- Lipocine to receive $11 million
license fee
- Up to $259 million in development
and commercial sales milestones
- Tiered royalties on net sales of licensed products up to
18%
- Commercialization of TLANDO transitions to Verity Pharma
effective Feb.1 2024
- Lipocine retains all rights for territories outside
the United States and Canada, and all non-TRT rights globally
SALT
LAKE CITY, Jan. 18, 2024 /PRNewswire/ -- Lipocine
Inc. (NASDAQ: LPCN), a biopharmaceutical company focused on
treating Central Nervous System (CNS) disorders, Gordon Silver
Limited and Verity Pharmaceuticals, Inc. (Verity Pharma) today
announced that they have entered into an exclusive licensing
agreement under which Verity Pharma will market TLANDO® in
the United States and, if
approved, in Canada. TLANDO is the first and only oral
testosterone replacement therapy (TRT) option approved by the US
Food and Drug Administration (FDA) that does not require dose
titration. The agreement also provides Verity Pharma with the
U.S. and Canadian rights to develop and commercialize LPCN 1111
(TLANDO XR), a next generation, once daily oral product candidate
for TRT.
Under the terms of the agreement, Lipocine will receive
from Verity Pharma a license fee of $11
million with an initial payment of $2.5 million which was received on signing of the
License Agreement, $5 million to be
paid on February 1, 2024,
$2.5 million to be paid no later than
January 1, 2025, and $1 million to be paid no later than January 1, 2026. Lipocine will be
entitled to receive up to $259
million in development and sales-based commercial milestone
payments, as well as tiered royalty payments at rates ranging from
12% up to 18% on net sales of TLANDO franchise products.

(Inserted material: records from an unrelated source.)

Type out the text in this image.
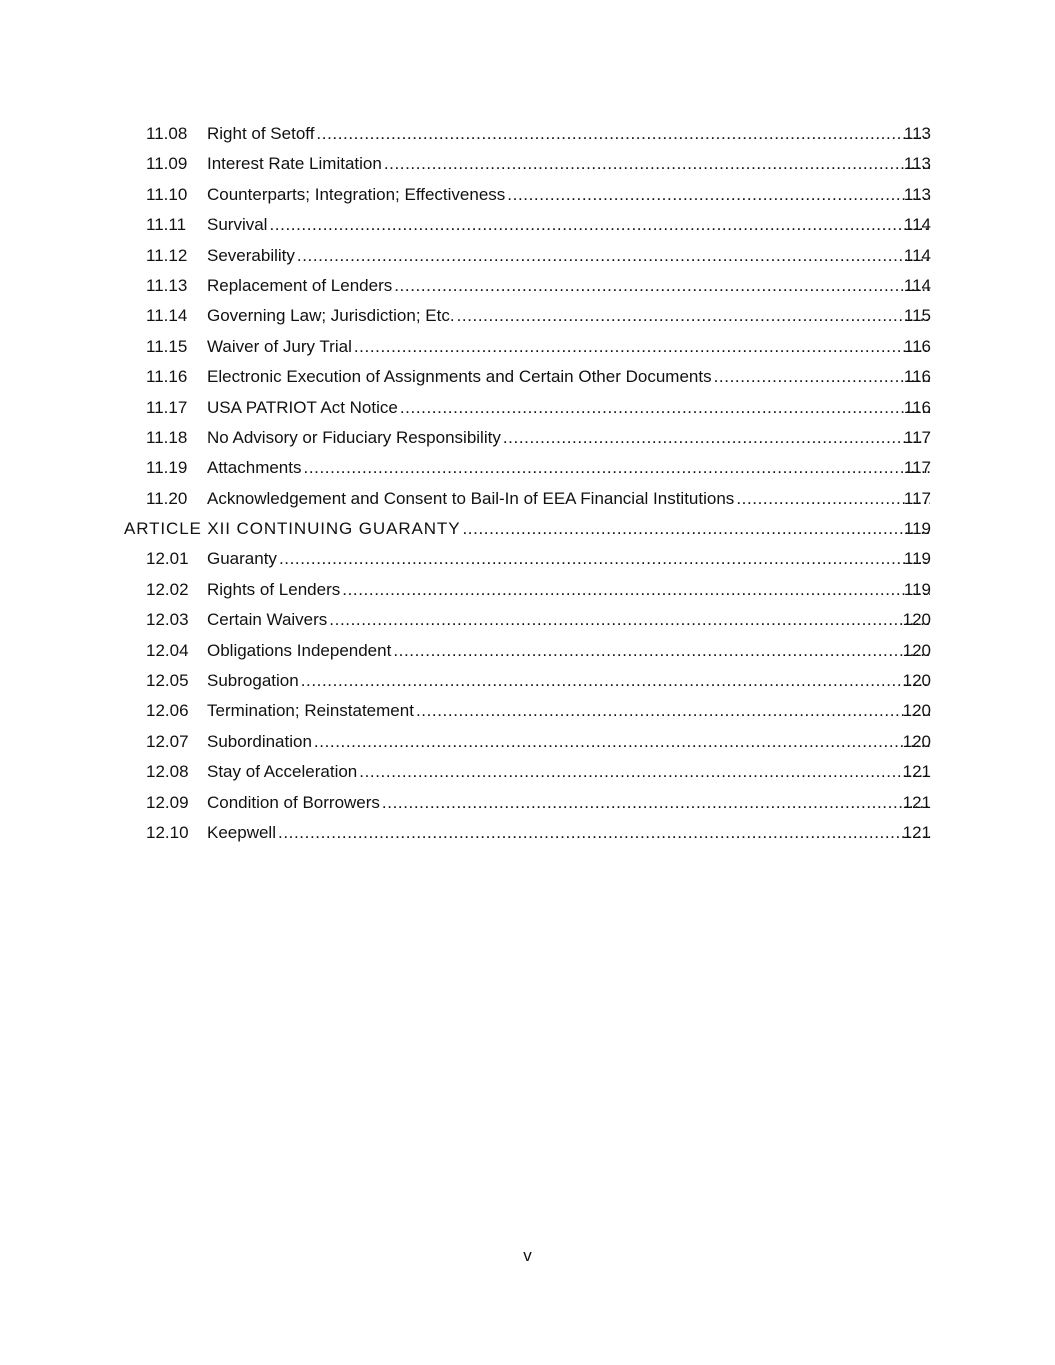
11.08	Right of Setoff .....	113
11.09	Interest Rate Limitation .....	113
11.10	Counterparts; Integration; Effectiveness .....	113
11.11	Survival .....	114
11.12	Severability .....	114
11.13	Replacement of Lenders .....	114
11.14	Governing Law; Jurisdiction; Etc. .....	115
11.15	Waiver of Jury Trial .....	116
11.16	Electronic Execution of Assignments and Certain Other Documents .....	116
11.17	USA PATRIOT Act Notice .....	116
11.18	No Advisory or Fiduciary Responsibility .....	117
11.19	Attachments .....	117
11.20	Acknowledgement and Consent to Bail-In of EEA Financial Institutions .....	117
ARTICLE XII CONTINUING GUARANTY .....	119
12.01	Guaranty .....	119
12.02	Rights of Lenders .....	119
12.03	Certain Waivers .....	120
12.04	Obligations Independent .....	120
12.05	Subrogation .....	120
12.06	Termination; Reinstatement .....	120
12.07	Subordination .....	120
12.08	Stay of Acceleration .....	121
12.09	Condition of Borrowers .....	121
12.10	Keepwell .....	121
v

Under the agreement, Verity Pharma will be responsible for
regulatory and marketing obligations in the U.S. and Canada, and all further development.
Lipocine retains all rights to the TLANDO franchise for territories
outside the U.S. and Canada, and
all rights to non-TRT indications globally.
"We are very pleased to enter this license agreement with Verity
Pharma. Men's health is one of Verity Pharma's areas of focus and
Verity Pharma's sales force has existing relationships with men's
health prescribers. Verity Pharma is highly motivated and has the
capabilities and expertise to successfully grow the TLANDO
franchise without interruption in patient access to TLANDO," said
Dr. Mahesh Patel, President and Chief Executive Officer of
Lipocine. "This transaction will further enable Lipocine's
strategy to focus on developing treatments for CNS disorders and to
add value to our non-core assets."
TRT is a large and growing market with ~8M annual prescriptions
in the U.S. and ~650,000 in Canada.
Raymond James acted as financial
advisor to Lipocine on this transaction.
About TLANDO
TLANDO is approved by the FDA as a testosterone replacement
therapy ("TRT") in adult males indicated for conditions associated
with a deficiency or absence of endogenous testosterone: primary
hypogonadism (congenital or acquired) and hypogonadotropic
hypogonadism (congenital or acquired). It was developed using
Lipocine's proprietary Lip'ral drug delivery technology
platform.
For full prescribing information, please visit
www.TLANDO.com.
IMPORTANT SAFETY INFORMATION
TLANDO (testosterone undecanoate) capsules, for oral use,
CIII
Initial U.S. Approval: 1953
IMPORTANT SAFETY INFORMATION
WARNING: BLOOD PRESSURE INCREASES (See Boxed Warning on
Product Label for more information)
TLANDO can cause blood pressure (BP) increases that can increase
the risk of major adverse cardiovascular events (MACE), including
non-fatal myocardial infarction, non-fatal stroke and
cardiovascular death with greater risk in patients with established
cardiovascular disease or risk factors for cardiovascular
disease.
Before initiating TLANDO, consider the patient's baseline
cardiovascular risk and ensure blood pressure is adequately
controlled.
Three weeks after initiating therapy monitor for and treat
new-onset hypertension or exacerbations of pre-existing
hypertension.
Re-evaluate whether the benefits of TLANDO outweigh its risks in
patients who develop cardiovascular risk factors or cardiovascular
disease on treatment. Due to this risk, use TLANDO only for the
treatment of men with hypogonadal conditions associated with
structural or genetic etiologies.
TLANDO INDICATIONS AND USAGE
TLANDO (testosterone undecanoate) is indicated for testosterone
replacement therapy in adult males for conditions associated with a
deficiency or absence of endogenous testosterone.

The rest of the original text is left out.